A Chicago federal judge ruled Wednesday that R. Kelly’s looming trial on child pornography charges will be decided by a “confidential jury,” citing the risk posed by people who have been “quite active in expressing their disagreement” with the charges against the singer.
At a final hearing ahead of a trial set to start Aug. 15, attorneys for Kelly and his co-defendants argued that the special, secretive treatment might unfairly bias jurors by signaling that their clients posed a risk. But Judge Harry D. Leinenweber sided with government attorneys and said there was good reason to shield jurors’ identities from the public.
“There is a rather large group of people who feel quite strongly about Mr. Kelly and are quite active in expressing their disagreement with his treatment,” the judge said. “It would seem to me that a confidential jury would help this case.”

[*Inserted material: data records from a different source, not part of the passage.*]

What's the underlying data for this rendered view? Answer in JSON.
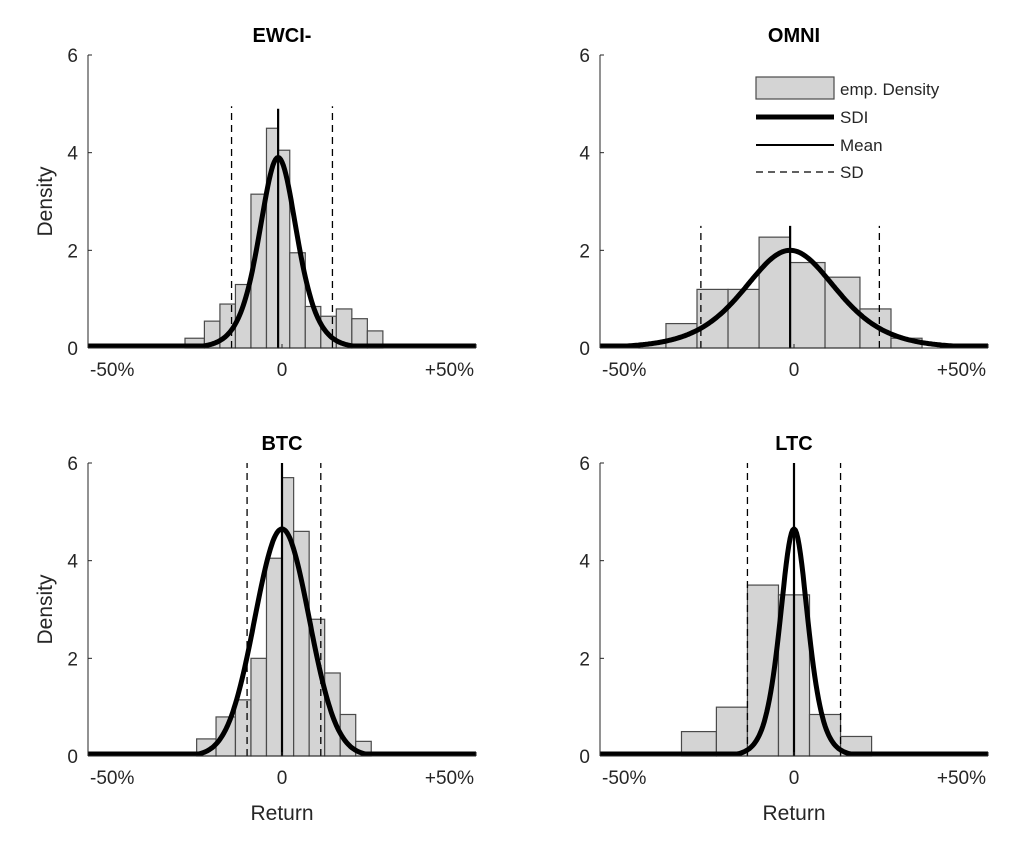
{
  "colors": {
    "bar_fill": "#d4d4d4",
    "bar_edge": "#4a4a4a",
    "curve": "#000000",
    "axis": "#262626"
  },
  "legend": {
    "entries": [
      "emp. Density",
      "SDI",
      "Mean",
      "SD"
    ],
    "placement": "top-right of OMNI panel"
  },
  "chart_data": [
    {
      "type": "bar",
      "title": "EWCI-",
      "xlabel": "",
      "ylabel": "Density",
      "xlim": [
        -0.5,
        0.5
      ],
      "ylim": [
        0,
        6
      ],
      "x_tick_values": [
        -0.5,
        0,
        0.5
      ],
      "x_tick_labels": [
        "-50%",
        "0",
        "+50%"
      ],
      "y_tick_values": [
        0,
        2,
        4,
        6
      ],
      "y_tick_labels": [
        "0",
        "2",
        "4",
        "6"
      ],
      "grid": false,
      "histogram": {
        "bin_edges": [
          -0.25,
          -0.2,
          -0.16,
          -0.12,
          -0.08,
          -0.04,
          -0.01,
          0.02,
          0.06,
          0.1,
          0.14,
          0.18,
          0.22,
          0.26,
          0.3
        ],
        "densities": [
          0.2,
          0.55,
          0.9,
          1.3,
          3.15,
          4.5,
          4.05,
          1.95,
          0.85,
          0.65,
          0.8,
          0.6,
          0.35,
          0.0
        ]
      },
      "density_curve": {
        "mean": -0.01,
        "scale": 0.065,
        "peak": 3.9
      },
      "mean": -0.01,
      "sd_lines": [
        -0.13,
        0.13
      ],
      "mean_line_top": 4.9,
      "sd_line_top": 4.95
    },
    {
      "type": "bar",
      "title": "OMNI",
      "xlabel": "",
      "ylabel": "",
      "xlim": [
        -0.5,
        0.5
      ],
      "ylim": [
        0,
        6
      ],
      "x_tick_values": [
        -0.5,
        0,
        0.5
      ],
      "x_tick_labels": [
        "-50%",
        "0",
        "+50%"
      ],
      "y_tick_values": [
        0,
        2,
        4,
        6
      ],
      "y_tick_labels": [
        "0",
        "2",
        "4",
        "6"
      ],
      "grid": false,
      "histogram": {
        "bin_edges": [
          -0.4,
          -0.33,
          -0.25,
          -0.17,
          -0.09,
          -0.01,
          0.08,
          0.17,
          0.25,
          0.33,
          0.41
        ],
        "densities": [
          0.1,
          0.5,
          1.2,
          1.2,
          2.27,
          1.75,
          1.45,
          0.8,
          0.2,
          0.0
        ]
      },
      "density_curve": {
        "mean": -0.01,
        "scale": 0.16,
        "peak": 2.0
      },
      "mean": -0.01,
      "sd_lines": [
        -0.24,
        0.22
      ],
      "mean_line_top": 2.5,
      "sd_line_top": 2.5
    },
    {
      "type": "bar",
      "title": "BTC",
      "xlabel": "Return",
      "ylabel": "Density",
      "xlim": [
        -0.5,
        0.5
      ],
      "ylim": [
        0,
        6
      ],
      "x_tick_values": [
        -0.5,
        0,
        0.5
      ],
      "x_tick_labels": [
        "-50%",
        "0",
        "+50%"
      ],
      "y_tick_values": [
        0,
        2,
        4,
        6
      ],
      "y_tick_labels": [
        "0",
        "2",
        "4",
        "6"
      ],
      "grid": false,
      "histogram": {
        "bin_edges": [
          -0.22,
          -0.17,
          -0.12,
          -0.08,
          -0.04,
          0.0,
          0.03,
          0.07,
          0.11,
          0.15,
          0.19,
          0.23
        ],
        "densities": [
          0.35,
          0.8,
          1.15,
          2.0,
          4.05,
          5.7,
          4.6,
          2.8,
          1.7,
          0.85,
          0.3
        ]
      },
      "density_curve": {
        "mean": 0.0,
        "scale": 0.07,
        "peak": 4.65,
        "shape": "gaussian"
      },
      "mean": 0.0,
      "sd_lines": [
        -0.09,
        0.1
      ],
      "mean_line_top": 6.0,
      "sd_line_top": 6.0
    },
    {
      "type": "bar",
      "title": "LTC",
      "xlabel": "Return",
      "ylabel": "",
      "xlim": [
        -0.5,
        0.5
      ],
      "ylim": [
        0,
        6
      ],
      "x_tick_values": [
        -0.5,
        0,
        0.5
      ],
      "x_tick_labels": [
        "-50%",
        "0",
        "+50%"
      ],
      "y_tick_values": [
        0,
        2,
        4,
        6
      ],
      "y_tick_labels": [
        "0",
        "2",
        "4",
        "6"
      ],
      "grid": false,
      "histogram": {
        "bin_edges": [
          -0.29,
          -0.2,
          -0.12,
          -0.04,
          0.04,
          0.12,
          0.2,
          0.29
        ],
        "densities": [
          0.5,
          1.0,
          3.5,
          3.3,
          0.85,
          0.4,
          0.0
        ]
      },
      "density_curve": {
        "mean": 0.0,
        "scale": 0.048,
        "peak": 4.65
      },
      "mean": 0.0,
      "sd_lines": [
        -0.12,
        0.12
      ],
      "mean_line_top": 6.0,
      "sd_line_top": 6.0
    }
  ]
}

The ruling came weeks after prosecutors charged an R. Kelly fan named Christopher Gunn with threatening the government attorneys who handled Kelly’s previous trial in Brooklyn. In asking for confidential status to protect the “integrity” of the Chicago trial, prosecutors cited the attention Kelly’s case has drawn, including members of the public contacting people involved.
“We think that if the jurors names are public during the trial, there is a significant potential that they will be contacted online or in some way, and it will interfere with their ability to focus and hear the evidence without external influences,” a government lawyer argued Wednesday.
Kelly’s attorney, Jennifer Bonjean, argued back that such claims were merely speculative: “There’s no basis to believe that this case is going to present any problems in terms of harassing the jury or influencing jurors, so it should just proceed like any other case.” And attorneys for Kelly’s co-defendants said that such treatment unfairly signals to jurors that a defendant is dangerous: “When it’s confidential jury, the jury understands that there is something they need to be worried about.”
Wednesday’s order did not require an “anonymous” jury, in which all information about jurors is shielded. In a confidential jury, the parties involved in the case have access to that info, but it is never released to the public.
After decades of accusations of sexual misconduct, Kelly was convicted last year in New York on racketeering and sex trafficking charges related to accusations that he orchestrated a long-running scheme to recruit and abuse women and underage girls. In June, he was sentenced to 30 years in prison.
But he’s still facing a second set of charges in Chicago on child pornography and obstruction-of-justice charges. Among other things, prosecutors claim Kelly and others hampered a police investigation into previous state-law child porn charges in Illinois. In addition to Kelly, associates Derrel McDavid and Milton Brown also face charges in the upcoming trial.
At Wednesday’s hearing, Judge Leinenweber dealt with various other pre-trial matters, including a long list of arguments from both sides on what evidence could and couldn’t be admitted in the case. For instance, the judge granted Kelly’s request that the government be barred from mentioning his marriage to Aaliyah; prosecutors didn’t challenge the point.
Near the end of the hearing, Judge Leinenweber asked each side for an estimate of how long the trial might take. All told, the government and the attorneys for the three defendants estimated that it might run six weeks. But the judge, citing limited courtroom space, said the proceedings would need to wrap a bit faster than that.
“We’re going to get it done in four weeks, come hell or high water, and I have a reputation for moving a case along,” Judge Leinenweber said.